Bazı düşünürlerde şöyle diyor; bu durumda çocuklar katı bir disiplin ile eğitilirse çocuklar iradelerine sahip çıkabilir .

O döneme ait incelenen minyatür ve heykellerde çocuklar gerek kıyafetleri gerekse vücut yapıları ile tam bir yetişkin olarak görülmektedir.

Orta çağda 5- 6 yaşındaki çocuk yetişkin sayılıyordu. Bu yaşta çocuk hem ekonomik hem de fiziksel olarak aileyle bağlarını koparmalıydı. Kız çocukları, evde anneye yardım edebilir ya da köle olarak verilebilirdi. Erkek çocuğu ise babanın ev geçindirme sorumluluğunu paylaşmalıydı.

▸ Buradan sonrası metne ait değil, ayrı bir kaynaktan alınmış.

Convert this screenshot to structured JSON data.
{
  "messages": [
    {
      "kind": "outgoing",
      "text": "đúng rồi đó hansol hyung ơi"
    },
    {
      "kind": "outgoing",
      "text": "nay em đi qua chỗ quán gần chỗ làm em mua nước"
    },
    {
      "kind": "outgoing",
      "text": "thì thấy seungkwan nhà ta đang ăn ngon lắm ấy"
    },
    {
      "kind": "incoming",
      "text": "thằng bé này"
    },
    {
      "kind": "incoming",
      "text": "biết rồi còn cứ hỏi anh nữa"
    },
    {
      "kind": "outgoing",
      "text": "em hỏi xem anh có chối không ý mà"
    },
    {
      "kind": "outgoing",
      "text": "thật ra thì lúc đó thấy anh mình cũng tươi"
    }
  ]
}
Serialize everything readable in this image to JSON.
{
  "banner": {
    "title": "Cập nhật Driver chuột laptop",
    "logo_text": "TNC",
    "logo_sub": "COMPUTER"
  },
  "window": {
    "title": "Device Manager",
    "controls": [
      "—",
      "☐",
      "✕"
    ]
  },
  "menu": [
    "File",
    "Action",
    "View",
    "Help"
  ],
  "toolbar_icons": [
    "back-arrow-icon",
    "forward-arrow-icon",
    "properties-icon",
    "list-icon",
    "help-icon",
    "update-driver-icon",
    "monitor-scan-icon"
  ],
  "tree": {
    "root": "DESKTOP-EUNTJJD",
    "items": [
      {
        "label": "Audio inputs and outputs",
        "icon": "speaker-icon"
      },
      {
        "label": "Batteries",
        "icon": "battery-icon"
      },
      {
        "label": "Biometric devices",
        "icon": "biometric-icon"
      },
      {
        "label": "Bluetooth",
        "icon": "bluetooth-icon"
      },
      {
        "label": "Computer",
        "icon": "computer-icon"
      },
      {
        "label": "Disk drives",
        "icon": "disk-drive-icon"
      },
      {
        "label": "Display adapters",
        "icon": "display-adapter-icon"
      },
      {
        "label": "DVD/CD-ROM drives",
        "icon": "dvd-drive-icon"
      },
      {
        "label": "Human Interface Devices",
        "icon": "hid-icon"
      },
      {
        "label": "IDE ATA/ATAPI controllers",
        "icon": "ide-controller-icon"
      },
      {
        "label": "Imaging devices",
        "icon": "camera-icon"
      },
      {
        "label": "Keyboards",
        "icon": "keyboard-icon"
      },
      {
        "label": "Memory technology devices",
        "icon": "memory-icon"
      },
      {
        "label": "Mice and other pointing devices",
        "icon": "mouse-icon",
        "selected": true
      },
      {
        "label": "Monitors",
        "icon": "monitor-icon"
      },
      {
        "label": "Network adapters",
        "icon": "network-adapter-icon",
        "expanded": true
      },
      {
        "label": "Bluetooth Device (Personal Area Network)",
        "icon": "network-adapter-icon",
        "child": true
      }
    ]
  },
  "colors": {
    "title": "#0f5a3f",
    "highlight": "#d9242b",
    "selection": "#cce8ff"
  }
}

Çocuk yetişkin gibi giyinir, onlar gibi oturur, aynı yerde yemek yer, yetişkin oyunları oynardı. En çirkini ise; süt çağını geçen çocuk bira içebilir ve bugünün mahrem ve ayıp kavramları olmadığı için aileler kendi cinsel hayatlarına çocukları da eşlik ettirirdi.

Çocuk masumiyeti, saflığı, hassasiyeti yok sayılmıştı. Kız çocukları aileye külfet olarak görülmekte sanki yediği içtiği haram mantığı vardı ama erkek yine soyun devamı ve ailenin malına sahip çıkandı.-

Emzirilmeyen bebekler ve aile ne yerse onu yiyen çocuklar olduğundan bebek ölümleri çok fazla sayıda yaşanmaktadır. Anneler işlerini rahat yapsın diye bebek kundaklanıyor ve çiviye, duvara asılıyor, saatlerce orada asılı kalan bebek anne eve gelene kadar ağlamaktan helak oluyor. Bebeğin durumunu düşünmek bile çok acı. Saatlerce altı açılmayan bebeğin kendi pisliğinden mikrop kapıp hayatını kaybetmesi de cabası…

Cahillikle ve bencillikle dolu karanlık olan orta çağdan bugüne süre gelen sanki bazı şeyler var gibi mesela çocuğun gözüne sürme çekmek, sürmeli olsun diye. Çocuğu tuza basmak kokmasın diye…
Bebekler ve çocuklar için kabus olan bu dönemin özelliklerini aktardım. Bu bilgiler ve araştırmalar için Derya İşlek Dönmez’e tekrar teşekkür ederim.